American Red Cross blood donations at dire levels for third straight week

Local News

The nation’s blood shortages, a result of increased trauma cases, transplants and elective surgeries amid the pandemic, have put stress on hospitals across the country. (Getty Images)

The American Red Cross blood and platelet shortage continues as the supply has dropped to the lowest post-summer level in at least six years.

With less than a day’s supply of certain blood types in recent weeks, the Red Cross is asking donors of all blood types — especially type O — to make an appointment to give blood or platelets as soon as possible to help patients in need of lifesaving transfusions. Appointments can be made by using the Red Cross Blood Donor App, clicking HERE or calling 1-800-RED CROSS (1-800-733-2767).  

Fall is typically a time when the blood supply rebounds from summer blood shortages, but a surge in COVID-19 cases across the U.S. due to the delta variant has contributed to the lowest donor turnout of the year.

To shore up inventory, the Red Cross must collect 10,000 additional blood products each week this month to recover and meet hospital and patient needs.

Donors are asked to make an appointment

All those who come to donate in October will receive a link by email to claim a free Zaxby’s Signature Sandwich reward or get a $5 e-gift card to a merchant of their choice. Plus, all those who come to give Oct. 11-31 will receive a bonus $5 e-gift card to a merchant of their choice.

Blood donations help those with breast cancer

During Breast Cancer Awareness Month in October, the Red Cross is reminding donors of the importance of blood to those undergoing treatment. According to the National Cancer Institute, roughly 1.9 million people are expected to be diagnosed with cancer in the U.S. this year, and more than 281,000 of those individuals will have breast cancer.

Patients with breast cancer and other cancers may need blood products on a regular basis during chemotherapy, surgery or treatment for complications. In fact, nearly 25 percent of the blood supply is used by cancer patients. 

Blood drive safety 

Each Red Cross blood drive and donation center follows the highest standards of safety and infection control and additional precautions  — including face masks for donors and staff, regardless of vaccination status — have been implemented to help protect the health of all those in attendance. Donors are asked to schedule an appointment prior to arriving at the drive. 

Upcoming blood donation opportunities Oct.16-31: 

Crawford

  • Titusville
    • Oct. 21: 12 – 4:30 p.m., VFW Post 5958, 206 St. John St.
  • Meadville
    • Oct. 26: 12:30 – 5:30 p.m., Meadville Community Center, 1034 Park Ave.
    • Oct. 28: 1 – 6 p.m., New Beginnings Church of God, 13226 Leslie Rd.

Erie

  • Erie
    • Oct. 19: 1 – 6 p.m., Erie Red Cross Chapter, 4961 Pittsburgh Ave.
    • Oct. 20: 10 a.m. – 4 p.m., Junker Center, 5103 Station Rd.
    • Oct. 21: 10 a.m. – 4 p.m., Junker Center, 5103 Station Rd.
  • Edinboro
    • Oct. 19: 11 a.m. – 4 p.m., Frank G Pogue Student Center, 405 Scotland Rd.

McKean

  • Bradford
    • Oct. 19: 1 – 6 p.m., First Presbyterian Church, First Presbyterian, 54 East Corydon St.

Venango

  • Oil City
    • Oct. 25: 10 a.m. – 3 p.m., First Church of God-Oil City, 11 E 8th St.
  • Pleasantville
    • Oct. 30: 9 a.m. – 1 p.m., Pleasantville Presbyterian Church, 155 East State St.

Save time during donation

Donors can also save up to 15 minutes at the blood drive by completing a RapidPass. With RapidPass, donors complete the pre-donation reading and health history questionnaire online, on the day of donation or from a mobile device or computer. To complete a RapidPass, follow the instructions HERE or use the Red Cross Blood Donor App.

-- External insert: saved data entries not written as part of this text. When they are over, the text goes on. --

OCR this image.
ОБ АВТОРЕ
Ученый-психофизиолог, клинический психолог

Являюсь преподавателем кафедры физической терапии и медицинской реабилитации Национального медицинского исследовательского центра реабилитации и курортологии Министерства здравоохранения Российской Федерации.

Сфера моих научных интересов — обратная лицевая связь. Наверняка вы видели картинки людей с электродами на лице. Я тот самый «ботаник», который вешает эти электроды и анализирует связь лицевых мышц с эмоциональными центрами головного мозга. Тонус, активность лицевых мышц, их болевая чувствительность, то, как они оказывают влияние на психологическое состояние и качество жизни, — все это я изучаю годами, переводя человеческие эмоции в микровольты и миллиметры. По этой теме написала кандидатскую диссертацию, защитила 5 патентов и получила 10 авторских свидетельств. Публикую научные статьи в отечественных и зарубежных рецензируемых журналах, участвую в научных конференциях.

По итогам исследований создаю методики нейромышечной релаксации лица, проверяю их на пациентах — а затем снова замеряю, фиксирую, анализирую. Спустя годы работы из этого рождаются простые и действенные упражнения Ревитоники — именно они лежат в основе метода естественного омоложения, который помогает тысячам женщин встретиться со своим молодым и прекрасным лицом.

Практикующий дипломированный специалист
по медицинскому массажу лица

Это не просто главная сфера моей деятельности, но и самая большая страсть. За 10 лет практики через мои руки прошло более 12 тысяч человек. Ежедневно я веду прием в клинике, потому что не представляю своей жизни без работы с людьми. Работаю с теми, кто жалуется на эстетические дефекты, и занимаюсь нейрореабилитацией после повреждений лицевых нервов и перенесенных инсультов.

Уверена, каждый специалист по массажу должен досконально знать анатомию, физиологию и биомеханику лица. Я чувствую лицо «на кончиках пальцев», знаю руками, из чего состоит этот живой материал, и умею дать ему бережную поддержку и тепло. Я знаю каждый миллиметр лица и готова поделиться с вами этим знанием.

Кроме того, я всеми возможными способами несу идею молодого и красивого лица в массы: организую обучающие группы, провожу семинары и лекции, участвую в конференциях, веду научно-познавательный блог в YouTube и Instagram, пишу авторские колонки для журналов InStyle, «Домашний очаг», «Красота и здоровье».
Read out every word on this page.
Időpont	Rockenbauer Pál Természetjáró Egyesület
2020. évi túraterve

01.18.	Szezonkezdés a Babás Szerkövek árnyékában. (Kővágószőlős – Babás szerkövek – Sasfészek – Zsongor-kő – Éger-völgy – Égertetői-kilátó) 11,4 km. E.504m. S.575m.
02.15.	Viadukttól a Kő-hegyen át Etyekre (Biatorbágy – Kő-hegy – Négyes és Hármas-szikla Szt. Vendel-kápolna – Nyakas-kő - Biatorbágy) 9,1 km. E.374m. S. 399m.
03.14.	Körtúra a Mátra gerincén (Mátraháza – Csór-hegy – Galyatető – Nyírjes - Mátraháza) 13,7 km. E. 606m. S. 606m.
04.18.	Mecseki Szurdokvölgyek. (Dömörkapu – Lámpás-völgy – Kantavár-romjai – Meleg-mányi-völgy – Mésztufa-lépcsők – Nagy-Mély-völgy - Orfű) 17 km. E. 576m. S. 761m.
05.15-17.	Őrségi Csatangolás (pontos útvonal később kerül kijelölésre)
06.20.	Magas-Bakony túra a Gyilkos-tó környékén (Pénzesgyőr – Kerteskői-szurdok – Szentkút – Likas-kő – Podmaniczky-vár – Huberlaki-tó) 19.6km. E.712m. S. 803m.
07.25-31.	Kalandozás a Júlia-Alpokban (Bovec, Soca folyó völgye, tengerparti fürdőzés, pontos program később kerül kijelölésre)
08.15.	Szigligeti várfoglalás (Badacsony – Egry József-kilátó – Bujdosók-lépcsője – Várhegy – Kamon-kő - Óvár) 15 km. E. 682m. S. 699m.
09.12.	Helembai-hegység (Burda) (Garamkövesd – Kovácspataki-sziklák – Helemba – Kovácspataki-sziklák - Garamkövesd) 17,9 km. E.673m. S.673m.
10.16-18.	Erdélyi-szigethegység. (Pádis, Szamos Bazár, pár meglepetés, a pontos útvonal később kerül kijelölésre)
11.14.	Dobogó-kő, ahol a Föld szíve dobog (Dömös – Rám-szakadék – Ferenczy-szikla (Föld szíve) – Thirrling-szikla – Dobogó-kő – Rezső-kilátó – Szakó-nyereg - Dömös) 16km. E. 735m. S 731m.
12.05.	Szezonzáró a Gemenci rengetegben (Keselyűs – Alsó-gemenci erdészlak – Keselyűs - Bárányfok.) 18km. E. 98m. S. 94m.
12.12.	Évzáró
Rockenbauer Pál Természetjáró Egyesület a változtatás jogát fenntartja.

To donate blood, individuals need to bring a blood donor card or driver’s license or two other forms of identification that are required at check-in. Individuals who are 17 years of age in most states (16 with parental consent where allowed by state law), weigh at least 110 pounds and are in generally good health may be eligible to donate blood. High school students and other donors 18 years of age and younger also must meet certain height and weight requirements.

Health insights for donors 

The Red Cross is screening all blood, platelet and plasma donations from self-identified African American donors for the sickle cell trait. This additional screening will provide Black donors with an additional health insight and help the Red Cross identify compatible blood types more quickly to help patients with sickle cell disease who require trait-negative blood. 

Blood transfusion is an essential treatment for those with sickle cell disease, and blood donations from individuals of the same race, ethnicity and blood type have a unique ability to help patients fighting sickle cell disease.    

Donors can expect to receive sickle cell trait screening results, if applicable, within one to two weeks through the Red Cross Blood Donor App and the online donor portal HERE.